In an effort to ensure that readers understand when published news stories represent “earned” rather than “unearned” media, in late 2015 the Federal Trade Commission established some pretty clear guidelines for news stories that are published for pay.
The rationale behind the guidelines is that the FTC wants advertisers to be prevented from presenting paid content in ways that mask the fact that it’s a form of advertising. Essentially, it wants to avoid leaving the erroneous impression that the advertiser did not create — or influence the creation — of the content, or that it paid a fee in order for the news to be published.
But what native advertising content developer Polar has found is that the explicit disclosures the FTC wishes advertisers to include as part of their stories tend to have a negative impact on readership.
… Which is precisely what native advertising is trying to avoid, of course.
After all, the whole point of these articles is to appear that they’re published due to their inherent newsworthiness, rather than because advertisers wish to push a sales message disguised as “narrative” so strongly, they’re willing to fork over big bucks for the privilege.
In its evaluation, Polar analyzed ~140 native placements across 65 publishers, and found that only ~55% of them used the term “sponsored” as a way to label the content.

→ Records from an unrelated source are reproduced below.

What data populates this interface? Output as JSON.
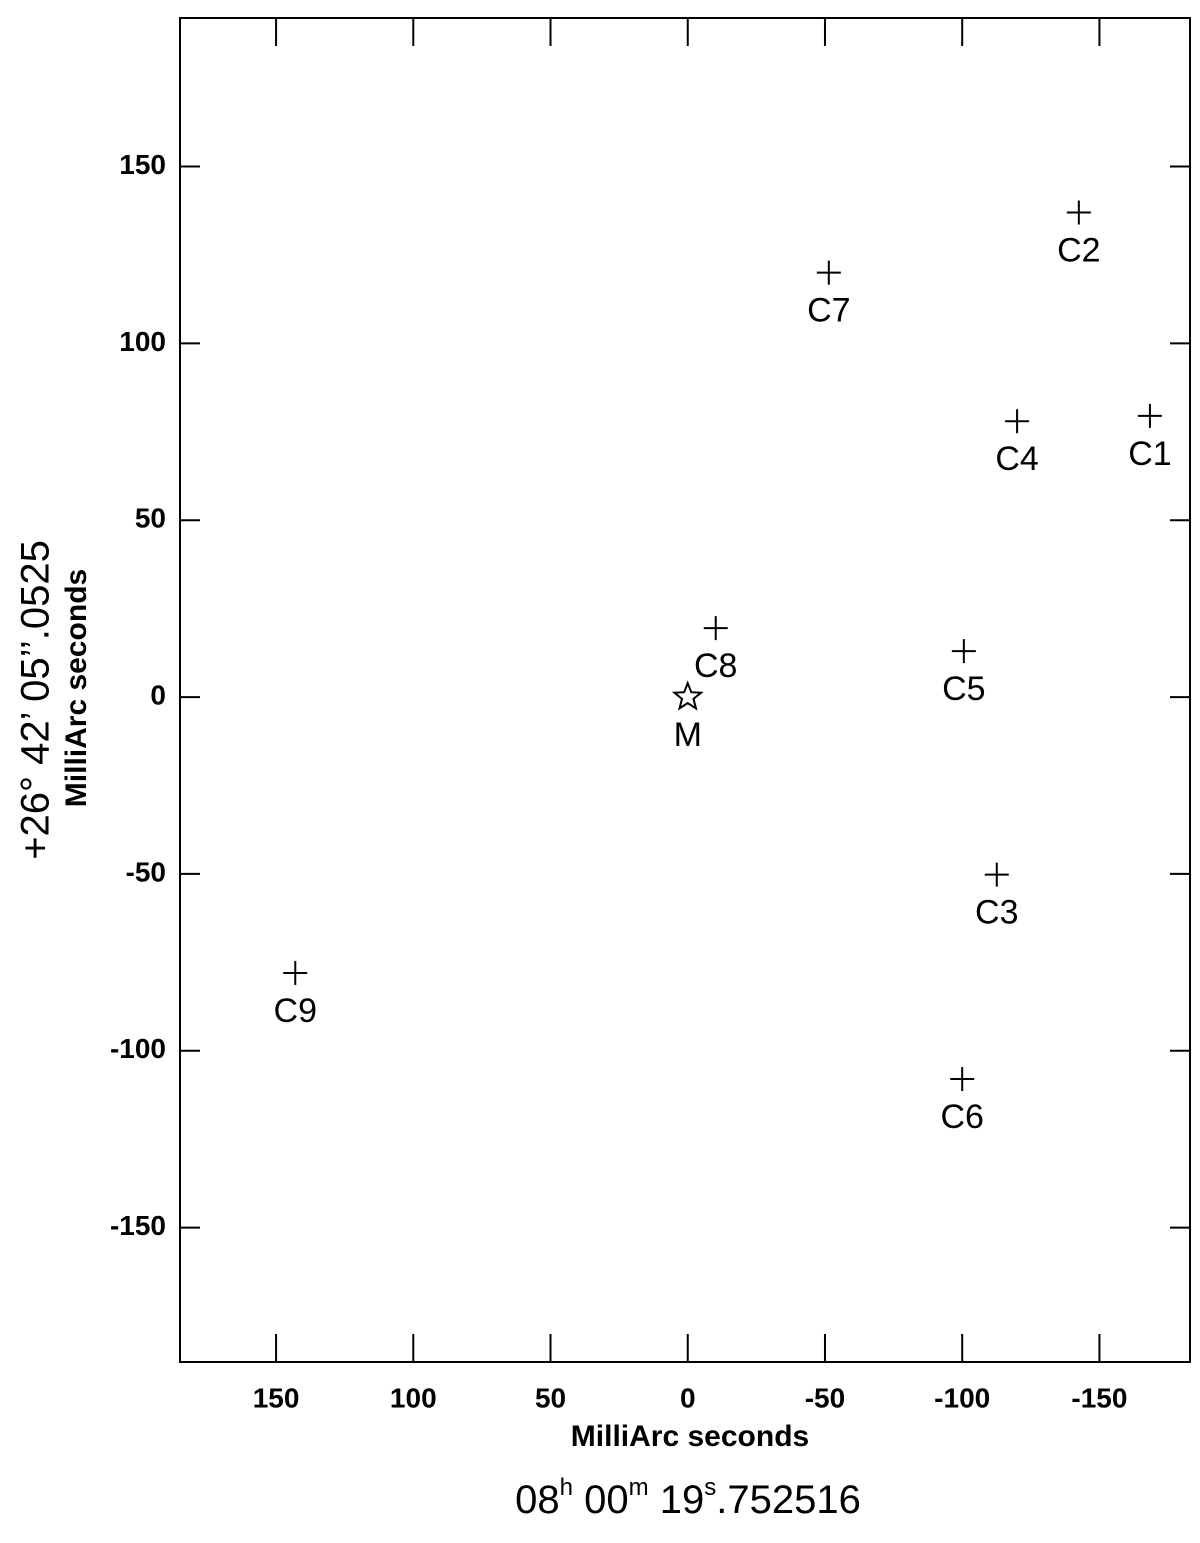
{
  "chart_data": {
    "type": "scatter",
    "x_label": "MilliArc seconds",
    "y_label": "MilliArc seconds",
    "y_reference": "+26° 42’ 05’’.0525",
    "x_reference": [
      "08",
      "h",
      " 00",
      "m",
      " 19",
      "s",
      ".752516"
    ],
    "labels": [
      "M",
      "C1",
      "C2",
      "C3",
      "C4",
      "C5",
      "C6",
      "C7",
      "C8",
      "C9"
    ],
    "markers": [
      "star",
      "plus",
      "plus",
      "plus",
      "plus",
      "plus",
      "plus",
      "plus",
      "plus",
      "plus"
    ],
    "x": [
      0,
      -168.4,
      -142.5,
      -112.6,
      -120,
      -100.6,
      -100,
      -51.4,
      -10.2,
      143
    ],
    "y": [
      0,
      79.5,
      137,
      -50.2,
      78,
      13,
      -108,
      120,
      19.5,
      -78
    ],
    "color": "#000000",
    "xlim": [
      185,
      -183
    ],
    "xticks": [
      150,
      100,
      50,
      0,
      -50,
      -100,
      -150
    ],
    "ylim": [
      -188,
      192
    ],
    "yticks": [
      150,
      100,
      50,
      0,
      -50,
      -100,
      -150
    ]
  }
}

As for the term “advertisement” or “advertorial,” the incidence of usage was far lower; less than 5% of the native placements identified their content as such.
Correlated to these findings was that more euphemistic terms like “partner content” tend to perform better in terms of reader engagement than do more explicit disclosures of an advertiser relationship.
“Promoted” was found to be the best performing term, garnering a 0.19% clickthrough rate as compared to “sponsored,” with just a 0.16% clickthrough rate.
[Interestingly, on desktop devices “sponsored” marginal outperformed “promoted,” whereas on mobile devices it was just the opposite.]
More broadly, the Polar investigation also found that nearly one-third of the pay-to-play native advertising placements it evaluated failed to comply at all with the FTC guidelines (as in zip/zero/nada) – which brings up a whole other set of issues at a time of heightened awareness of the “fake news” phenomenon online.